Flavours of Spain – Part 1: Almejas con hinojos
Regulars of The Daily Norm will know that in my heart of hearts, I am no happier in my kitchen than when cooking up some Spanish flavours to tantalise the taste buds and enliven the corazon. To recreate the rich smells imbued with garlic and pimenton, shellfish and saffron in London is one thing, but to cook in a Spanish kitchen, when already surrounded by a cacophony of those same scents wafting in the air from the nearby houses of my Spanish old town neighbours is an entirely different experience. It is hard not to be inspired, not least by the nearby market, where fresh fish is in abundance, rich meaty steaks are plentiful and vibrantly coloured fruit, vegetables and the spices intrinsic to the flavours of Al Andalus are in bountiful supply in the mercado in the next door street to my house. That is not to say that I felt totally free to indulge. The price of food in Marbella, together with the inflation of the euro, has seen a really hike in food prices – some days I found it more expensive to eat at home than out in a local fish bar. Consequently I had to indulge my culinary ambition with a more limited budget for ingredients.
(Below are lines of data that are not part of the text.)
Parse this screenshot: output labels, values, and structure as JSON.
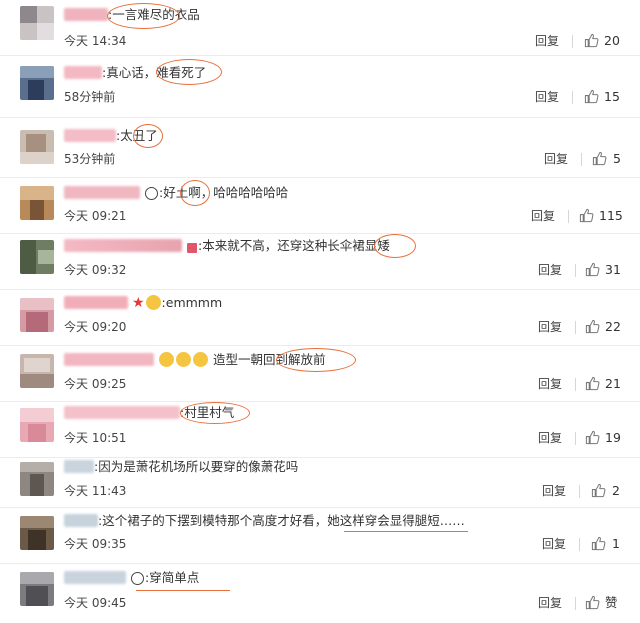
{
  "reply_label": "回复",
  "comments": [
    {
      "user_hidden": true,
      "sep": ":",
      "text": "一言难尽的衣品",
      "time": "今天 14:34",
      "likes": "20"
    },
    {
      "user_hidden": true,
      "sep": ":",
      "text": "真心话，难看死了",
      "time": "58分钟前",
      "likes": "15"
    },
    {
      "user_hidden": true,
      "sep": ":",
      "text": "太丑了",
      "time": "53分钟前",
      "likes": "5"
    },
    {
      "user_hidden": true,
      "sep": ":",
      "text": "好土啊，哈哈哈哈哈哈",
      "time": "今天 09:21",
      "likes": "115"
    },
    {
      "user_hidden": true,
      "sep": ":",
      "text": "本来就不高，还穿这种长伞裙显矮",
      "time": "今天 09:32",
      "likes": "31"
    },
    {
      "user_hidden": true,
      "sep": ":",
      "text": "emmmm",
      "time": "今天 09:20",
      "likes": "22"
    },
    {
      "user_hidden": true,
      "sep": "",
      "text": "造型一朝回到解放前",
      "time": "今天 09:25",
      "likes": "21"
    },
    {
      "user_hidden": true,
      "sep": ":",
      "text": "村里村气",
      "time": "今天 10:51",
      "likes": "19"
    },
    {
      "user_hidden": true,
      "sep": ":",
      "text": "因为是萧花机场所以要穿的像萧花吗",
      "time": "今天 11:43",
      "likes": "2"
    },
    {
      "user_hidden": true,
      "sep": ":",
      "text": "这个裙子的下摆到模特那个高度才好看，她这样穿会显得腿短……",
      "time": "今天 09:35",
      "likes": "1"
    },
    {
      "user_hidden": true,
      "sep": ":",
      "text": "穿简单点",
      "time": "今天 09:45",
      "likes": "赞"
    }
  ],
  "colors": {
    "annotation": "#e8703a",
    "emoji_yellow": "#f5c542",
    "star_red": "#e53935"
  },
  "icons": {
    "like": "thumbs-up-icon",
    "emoji": "emoji-icon",
    "badge": "badge-icon",
    "panda": "panda-emoji-icon",
    "star": "star-icon"
  }
}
This dish is perfect for the prudent shopper. Buy yourself a kilo of clams (or almejas) and a fennel bulb and you’ve got the main components of the dish. I made this dish up, having bought myself a fennel bulb (purely because of my love for the liquorice taste) and upon a bounty of clams so fresh that they were popping and moving before my very eyes. Some white wine, an onion, and a few spices later, and I created this dish, Almejas con hinojos - clams with fennel.
Almejas con hinojos
Chop one onion and 2-3 cloves of garlic finely, as well as a bulb of fennel. Sweat the ingredients together in a large pan on a low heat in a good glug of oil and a good dose of seasoning and a teaspoon of fennel seeds for about 15-20 minutes until the onions/garlic/fennel are soft and near translucent, but not browned. Turn the heat up to medium, and add a teaspoon of smoked pimenton (paprika) and the washed clams. Place a lid over the pan and cook until the clams have opened (around 4-5 minutes depending on their size). Once opened, turn up the heat a little more and add a good glass or two of dry white wine, along with a good handful of chopped parsely and stir so the clams get a good dose of alcoholic indulgence. Cook for a further 5 minutes, just to cook off the wine a bit and that’s it. Your clams are ready. Serve with a few hunks of fresh bread, a glass more of that white wine, and remember to discard any clams which have not opened.
Enjoy the flavours of Spain, as a burst of mediterranean freshness mixes with the smokey garlic pungency of arid España all in a single mouthful. Surely there is no better way to escape the onset of autumn?